Penske, the owner of a billboard, is suing Google over AI overviews in Rolling Stone
Google was sued on Friday by the owners of Rolling Stone, Billboard, and Variety, who claimed that the tech giant’s AI summaries utilize their journalism without permission and lower website traffic.
Penske Media’s case in federal court in Washington, D.C., opens a new chapter for the first time a major U.S. publisher has taken Alphabet-owned (GOOGL.O). The AI-generated summaries that currently top its search results are being challenged by Google.
News outlets have been complaining for months that the new features, such as Google’s “AI Overviews,” divert users from their websites and reduce advertising and subscription income.
According to Penske, a family-run media company run by Jay Penske and whose work has 120 million monthly online visitors, Google only displays publishers’ websites in its search results if it is able to utilize their material in AI summaries.
In the complaint, Google said that without the leverage, it would have to compensate publishers for the right to republish their work or use it to train its artificial intelligence (AI) systems. It further stated that Google’s search dominance allowed it to enforce these rules, citing a federal court’s conclusion from the previous year that the internet giant controlled nearly 90% of the US search industry.
“We have a responsibility to proactively fight for the future of digital media and preserve its integrity – all of which is threatened by Google’s current actions,” added Penske.
It also claimed that as search traffic decreased, its affiliate revenue had dropped by more than a third from its peak by the end of 2024, and that roughly 20% of Google searches that lead to its websites now display AI Overviews, a percentage it anticipates increasing.
In February, the online learning startup Chegg (CHGG.N), which launches a new tab, filed a lawsuit against Google, claiming that the search engine giant’s AI-generated summaries were decreasing the market for original content and making it harder for publishers to compete.
In response to Penske’s lawsuit, Google stated on Saturday that AI overviews improve user experience and drive visitors to more diverse websites.
“With AI Overviews, individuals use Search more frequently and find it more helpful, which opens up new avenues for content discovery. We will fight these baseless accusations. According to Google spokesperson Jose Castaneda.
Earlier this month, the business earned a rare antitrust victory when a judge decided that it would not be required to sell its Chrome browser as part of an effort to increase search engine competition.
The decision left publishers without the option to opt out of AI overviews, according to the News/Media Alliance, which was among the industry groups and publishers who expressed disappointment.

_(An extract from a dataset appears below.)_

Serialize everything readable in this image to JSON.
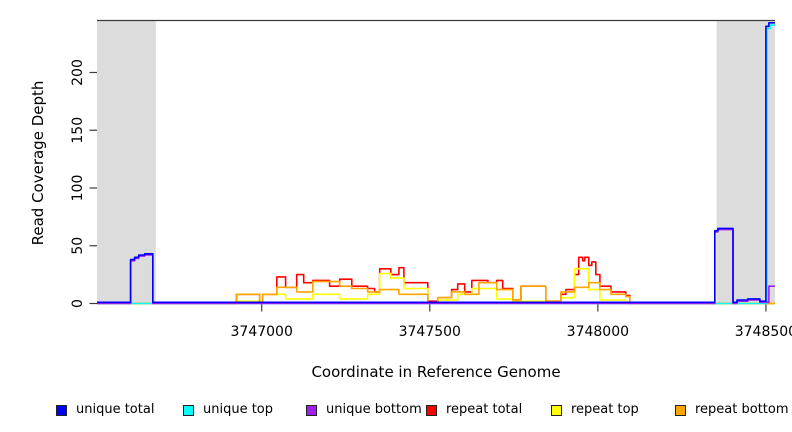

“Google has the market power to not engage in those healthy practices, so all of the elements being negotiated with every other AI company don’t apply to them,” Danielle Coffey, CEO of the News/Media Alliance, a trade group that represents over 2,200 U.S.-based publishers, told Reuters on Friday.
Having Google’s scale and market dominance does not mean that you have to follow the same rules. That is the issue.
In reference to AI license agreements, Coffey mentioned that companies like OpenAI, the company behind ChatGPT, have been negotiating with publications including News Corp, Financial Times, and The Atlantic. Such agreements have been more slowly signed by Google, whose Gemini chatbot rivals ChatGPT.